Over the years we have had the opportunity to setup data lakes for our clients. We have worked on key cloud platforms like Azure, AWS and GCP. In this blog I am here to talk about the key considerations that you consider when you think of building a DataLake. I have consolidated my learnings into top 4 Points that talk about 4 key stages of DL development.
1.Environment Setup
2.Schema Setup
3.Policy Definition
4.Data Distribution
Environment Setup:
When you are in the whiteboard phase of your data lake design, ensure that you have provisioned your infra for development as well as production. A few things that you might want to keep in mind at this stage are:
Selection on Cloud Service Provider – Cost, Features and Adaptability concerns – https://venanalytics.io/aws-vs-azure-vs-gcp-perspective-on-features-and-costing/
Data Sources – What is the nature of your data source? Structured/Unstructured/Semi-structured?
Sizing – What would be the size of your dev and prod envs?
Costing – How much is data ingress, egress, storage and backup costs?
Data Duplication – What percentage of prod data will be held in your dev env?
Retention Policy – How often do you plan to prune the dev data?
Data Validation – What qualifies for a quality data? Define quality KPIs
Answering these key questions will direct you in setting up your environments.
Schema Setup:
Before designing the actual schema, you need to finalize the type of data model you intend to build that will best solve your business case. There are broadly 3 types of Data Models –
Dimensional Data Model – Data stored as Facts and Dimension Tables
3NF Data Model – Data stored in highly normalized tables
Data Vault – Data stored in Satellite tables and connected by links
Here’s a video that will help you understand these data models in detail – https://www.youtube.com/watch?v=l5UcUEt1IzM
Once the schema type is finalized, only then start designing each component of the schema. At this point ensure that the right business stakeholders as involved for approvals and suggestions.
Define Policies:
Database maintenance is as important as the setup itself. The robust policies that we define at the beginning will go a long way in delivering quality data to the right people at the right time. A few policies can be:
Access management policy
Data purging and backup policy
Policy pertaining to Database performance
Time out policy
Quality Control
Defining a few SOP’s at the start can also go a long way. For example, if the end user requests to onboard a new data source – Important things to define would be TAT, Owner, Approval Matrix, etc.
Data Distribution:
In order to distribute the right data to the right people for the right duration is imperative. Reporting data can be distributed as data models rather than raw data itself. For example, team members can connect to published Power BI models thus saving hours in data modelling. This also ensures that the data quality is centrally governed and so is access control.

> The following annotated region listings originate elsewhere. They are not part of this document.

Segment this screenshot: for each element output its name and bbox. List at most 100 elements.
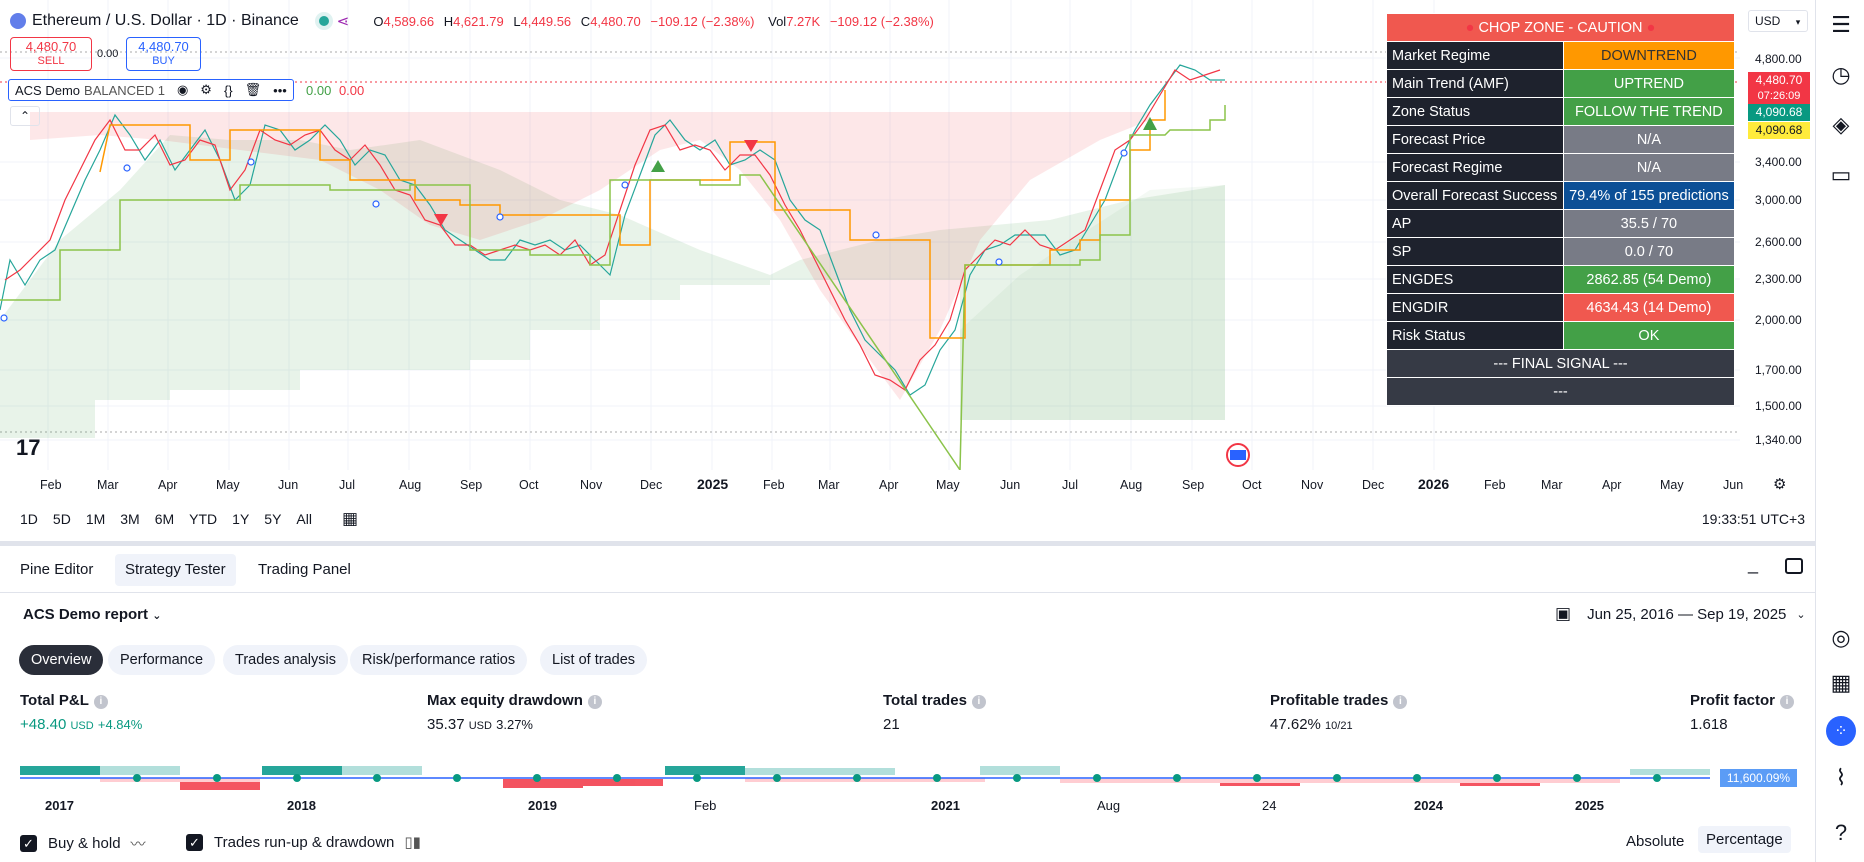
vol-label: Vol [768, 13, 787, 29]
collapse-legend-button[interactable]: ⌃ [10, 106, 40, 126]
info-icon[interactable]: i [587, 695, 602, 709]
eye-icon[interactable]: ◉ [176, 82, 189, 97]
sell-price: 4,480.70 [25, 39, 77, 54]
final-signal-label: --- FINAL SIGNAL --- [1386, 349, 1735, 378]
time-tick: Sep [460, 478, 483, 492]
price-tick: 2,600.00 [1755, 235, 1802, 249]
high-value: 4,621.79 [453, 13, 504, 29]
time-tick-year: 2026 [1418, 476, 1450, 492]
chat-icon[interactable]: ▭ [1830, 162, 1852, 187]
timeframe-all[interactable]: All [296, 511, 312, 527]
open-label: O [373, 13, 384, 29]
table-row-label: SP [1386, 237, 1564, 266]
timeframe-ytd[interactable]: YTD [189, 511, 218, 527]
tab-strategy-tester[interactable]: Strategy Tester [115, 554, 236, 586]
time-tick: Jun [1723, 478, 1744, 492]
price-tick: 1,500.00 [1755, 399, 1802, 413]
table-row-label: Overall Forecast Success [1386, 181, 1564, 210]
table-row-label: Risk Status [1386, 321, 1564, 350]
bar-chart-icon: ▯▮ [404, 834, 421, 851]
price-tick: 1,340.00 [1755, 433, 1802, 447]
broadcast-icon[interactable]: ⌇ [1835, 765, 1847, 790]
subtab-performance[interactable]: Performance [108, 645, 216, 675]
trend-price-badge: 4,090.68 [1748, 104, 1810, 121]
ethereum-icon [10, 13, 26, 29]
subtab-trades-analysis[interactable]: Trades analysis [223, 645, 349, 675]
timeframe-5y[interactable]: 5Y [264, 511, 282, 527]
table-row-value: 2862.85 (54 Demo) [1562, 265, 1736, 294]
indicator-value-2: 0.00 [338, 83, 365, 98]
apps-grid-icon[interactable]: ⁘ [1826, 716, 1856, 746]
sell-button[interactable]: 4,480.70 SELL [10, 37, 92, 71]
time-tick: Oct [519, 478, 539, 492]
source-code-icon[interactable]: {} [223, 82, 233, 98]
alerts-clock-icon[interactable]: ◷ [1831, 62, 1851, 87]
absolute-toggle[interactable]: Absolute [1626, 833, 1685, 850]
time-tick: Oct [1242, 478, 1262, 492]
equity-chart[interactable] [20, 766, 1800, 796]
time-tick: Feb [40, 478, 62, 492]
indicator-value-1: 0.00 [306, 83, 332, 98]
table-row-value: FOLLOW THE TREND [1562, 97, 1736, 126]
buy-button[interactable]: 4,480.70 BUY [126, 37, 201, 71]
tab-pine-editor[interactable]: Pine Editor [20, 561, 94, 578]
final-signal-value: --- [1386, 377, 1735, 406]
clock[interactable]: 19:33:51 UTC+3 [1701, 511, 1805, 527]
chart-area[interactable]: 17 Ethereum / U.S. Dollar · 1D · Binance… [0, 0, 1815, 493]
spread-value: 0.00 [97, 48, 119, 60]
table-row-label: AP [1386, 209, 1564, 238]
time-tick: Nov [580, 478, 603, 492]
subtab-risk-ratios[interactable]: Risk/performance ratios [350, 645, 528, 675]
calendar-icon[interactable]: ▦ [1830, 670, 1852, 695]
share-icon[interactable]: ⋖ [336, 13, 350, 30]
metric-value: 35.37 USD 3.27% [427, 716, 533, 733]
buy-hold-toggle[interactable]: ✓ Buy & hold 〰 [20, 833, 146, 854]
report-title[interactable]: ACS Demo report ⌄ [23, 606, 162, 623]
subtab-list-of-trades[interactable]: List of trades [540, 645, 648, 675]
symbol-title[interactable]: Ethereum / U.S. Dollar · 1D · Binance [32, 12, 299, 29]
buy-price: 4,480.70 [138, 39, 189, 54]
maximize-panel-icon[interactable] [1785, 558, 1803, 574]
watchlist-icon[interactable]: ☰ [1831, 12, 1851, 37]
percentage-toggle[interactable]: Percentage [1698, 826, 1791, 853]
timeframe-6m[interactable]: 6M [154, 511, 175, 527]
tab-trading-panel[interactable]: Trading Panel [258, 561, 351, 578]
info-icon[interactable]: i [971, 695, 986, 709]
equity-year-tick: 2024 [1414, 798, 1443, 813]
time-axis-settings-icon[interactable]: ⚙ [1773, 476, 1787, 493]
close-value: 4,480.70 [590, 13, 641, 29]
info-icon[interactable]: i [1780, 695, 1795, 709]
table-row-label: Market Regime [1386, 41, 1564, 70]
settings-icon[interactable]: ⚙ [200, 82, 212, 97]
table-row-value: 4634.43 (14 Demo) [1562, 293, 1736, 322]
subtab-overview[interactable]: Overview [19, 645, 104, 675]
delete-icon[interactable]: 🗑 [244, 82, 262, 97]
minimize-panel-icon[interactable]: _ [1748, 554, 1759, 574]
runup-drawdown-toggle[interactable]: ✓ Trades run-up & drawdown ▯▮ [186, 833, 421, 851]
indicator-legend[interactable]: ACS Demo BALANCED 1 ◉ ⚙ {} 🗑 ••• [8, 79, 294, 101]
table-row-value: 35.5 / 70 [1562, 209, 1736, 238]
timeframe-3m[interactable]: 3M [120, 511, 140, 527]
time-tick: Jul [339, 478, 355, 492]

Here’s a pictorial representation of the difference between the old approach (Direct Access to data base) vs access to Power BI Data Model.
A screenshot of a computer
Description automatically generated
We believe that on an average we save up to 2-3 hours of time per analyst that he would spend in understanding and re-creating the data model.
The 4 key points mentioned above provide you with a basic framework to initiate your DataLake Project. The above framework is ideal for reporting needs of a midsize organization.